Magistrates promise they plan to reduce the taxes somehow, passing a motion Monday, which they hope will be seen as a sign of good faith that they will continue working toward a tax reduction. In fact, if Leavell has his way, the tax will be gone by July 1, 2013.
The method of reducing the tax will be up for debate. One of the easiest ways will be to remove the insurance premium tax; however, Magistrate Ronnie Lane doesn’t believe that is the fairest way to proceed. He wants to reduce all of the taxes in some way and would like the Fiscal Court to study and see which is the best method.

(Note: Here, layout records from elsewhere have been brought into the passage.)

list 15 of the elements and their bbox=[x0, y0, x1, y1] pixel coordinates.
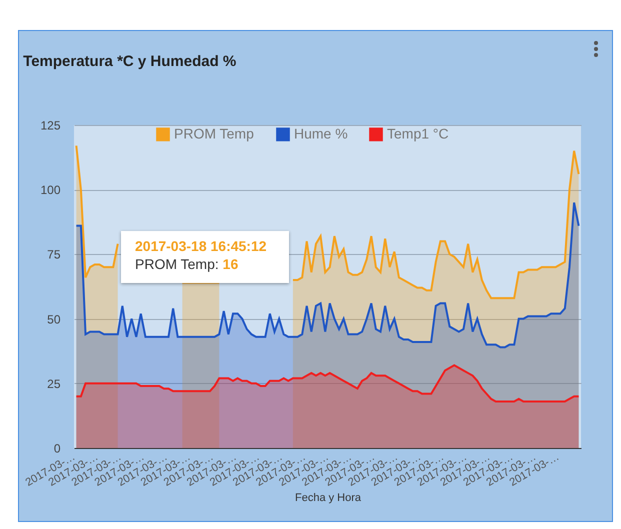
y-tick-label: 50 bbox=[47, 312, 61, 326]
legend-label: Hume % bbox=[294, 125, 348, 142]
y-tick-label: 25 bbox=[47, 376, 61, 391]
y-tick-label: 100 bbox=[40, 183, 61, 198]
y-tick-label: 75 bbox=[47, 248, 61, 262]
legend-label: Temp1 °C bbox=[387, 125, 449, 142]
x-axis-title: Fecha y Hora bbox=[294, 492, 362, 504]
chart-title: Temperatura *C y Humedad % bbox=[23, 53, 236, 70]
annotation: 2017-03-18 16:45:12 bbox=[135, 237, 268, 255]
annotation: 16 bbox=[222, 256, 238, 272]
legend-label: PROM Temp bbox=[174, 125, 254, 142]
annotation: PROM Temp: bbox=[135, 256, 220, 272]
y-tick-label: 125 bbox=[40, 118, 61, 132]
tooltip-box: 2017-03-18 16:45:12 PROM Temp: 16 bbox=[121, 231, 289, 283]
y-tick-label: 0 bbox=[54, 442, 61, 456]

“It’s an idea worth looking at,” Judge-Executive John Wilson said. For now, the court is in “limbo,” he said, because nothing can be done to remove the tax until magistrates have had a chance to further discuss the matter.
The destination of that tax money also has not yet been determined because the Fiscal Court will have to amend the budget for the surplus of money.
For now, the money will go into the general fund, where, according to Leavell, it will need to be watched “like a hawk.”
Some questioned why this law wasn’t already discovered and the process completed this past July. However, according to Wilson, this would not have been an option.
“It would have been like hitting a moving target,” he said, explaining that it was too difficult to predict when the debt would have been paid off, as the income from the tax varied from month to month.
If the court had decided to drop the tax early, Wilson fears the county would not have had enough money to make the last payments, and it might have been too much for the county to bear.
“We would have been short if we had repealed,” he said.